God will always be my strength and my driving force. I am His and He is mine forever. Nothing and no one can take this from me.
But for those who live in their sins and who laugh at the name of the Almighty God? I feel really bad for them. Actually, I cringe in sad expectation, because they’re going to get theirs one day. It’s like insulting the Mafia Boss and expecting him not to retaliate. If this is how a mere human defends his honor, how much more will You, my God, uphold Your own righteousness? You keep a record of those who think they can talk trash against You and get away with it. When the time is right, You’ll destroy them. But that’s not the case with me. With me? I’m so happy that I know You! It’s so good to be in your presence and to know who You are. I come to You for all things and I find my rest and peace in You, because You are my Rock and my Shelter.
And I can’t wait to tell everyone I know about what You’ve done for my life. You’ve done some pretty amazing things.
Thank You God, for saving me.
I love this Psalm because I relate to every word of it. As a sinful human, I know I go back and forth between the two feelings, but I hope to always end my doubtful, envious thoughts the way the psalmist ends his: that nothing else will satisfy me more than the Lord and being in His presence, and following Him in the path that He has carefully laid out to me. And when we reach that beautiful end thought, our previous thoughts will be foolish to us.

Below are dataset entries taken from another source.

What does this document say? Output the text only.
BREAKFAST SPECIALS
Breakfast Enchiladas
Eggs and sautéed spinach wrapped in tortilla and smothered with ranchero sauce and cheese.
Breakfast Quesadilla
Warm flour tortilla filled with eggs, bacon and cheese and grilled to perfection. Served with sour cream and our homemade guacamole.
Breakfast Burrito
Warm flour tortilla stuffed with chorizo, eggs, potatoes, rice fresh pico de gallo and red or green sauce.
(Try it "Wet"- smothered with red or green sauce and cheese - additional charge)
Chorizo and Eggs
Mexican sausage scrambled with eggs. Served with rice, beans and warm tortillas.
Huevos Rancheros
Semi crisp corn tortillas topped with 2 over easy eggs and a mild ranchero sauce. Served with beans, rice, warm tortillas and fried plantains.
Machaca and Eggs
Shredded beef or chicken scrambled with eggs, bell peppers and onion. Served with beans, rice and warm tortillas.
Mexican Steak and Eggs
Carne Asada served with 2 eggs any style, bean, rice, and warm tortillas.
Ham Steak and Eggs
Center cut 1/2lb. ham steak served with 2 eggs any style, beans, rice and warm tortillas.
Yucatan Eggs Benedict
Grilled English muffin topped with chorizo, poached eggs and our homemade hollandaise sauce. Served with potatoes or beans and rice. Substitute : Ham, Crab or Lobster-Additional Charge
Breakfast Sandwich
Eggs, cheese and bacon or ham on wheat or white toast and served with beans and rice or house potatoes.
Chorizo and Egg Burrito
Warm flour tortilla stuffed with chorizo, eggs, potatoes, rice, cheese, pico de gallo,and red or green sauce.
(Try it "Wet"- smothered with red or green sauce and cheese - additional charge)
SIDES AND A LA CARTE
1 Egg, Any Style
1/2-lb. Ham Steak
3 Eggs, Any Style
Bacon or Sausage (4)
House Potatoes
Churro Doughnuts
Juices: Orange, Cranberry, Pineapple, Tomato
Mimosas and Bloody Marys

Be encouraged today, Brothers and Sisters! :) Particularly by this psalm, because I know for a fact we have all thought these same things, whether internally or out loud.
Sinful pleasures lead to death and destruction. Following the Lord and indulging in Him leads to life. The end. It makes no logical sense to envy those who are going to lose spiritually. It makes no sense to envy losers when we are winners.
God has been working amazingly in my life, and I hope to write about it soon when I get the chance. I’ve been busy with midterms! But all in all, even though I struggle with my desires and what I want, I find myself longing for Christ on a deeper level now more than ever.. I admit that my pursuit of Him has not been as it should, but I am grateful for the fact that my longing for Him has not been quenched, but intensified. It hurts, but I long to satisfy this craving for Him. Jesus is better than anything I could ever hope for, or imagine.
All the glory and honor and praise to Him, Jesus. Thank You.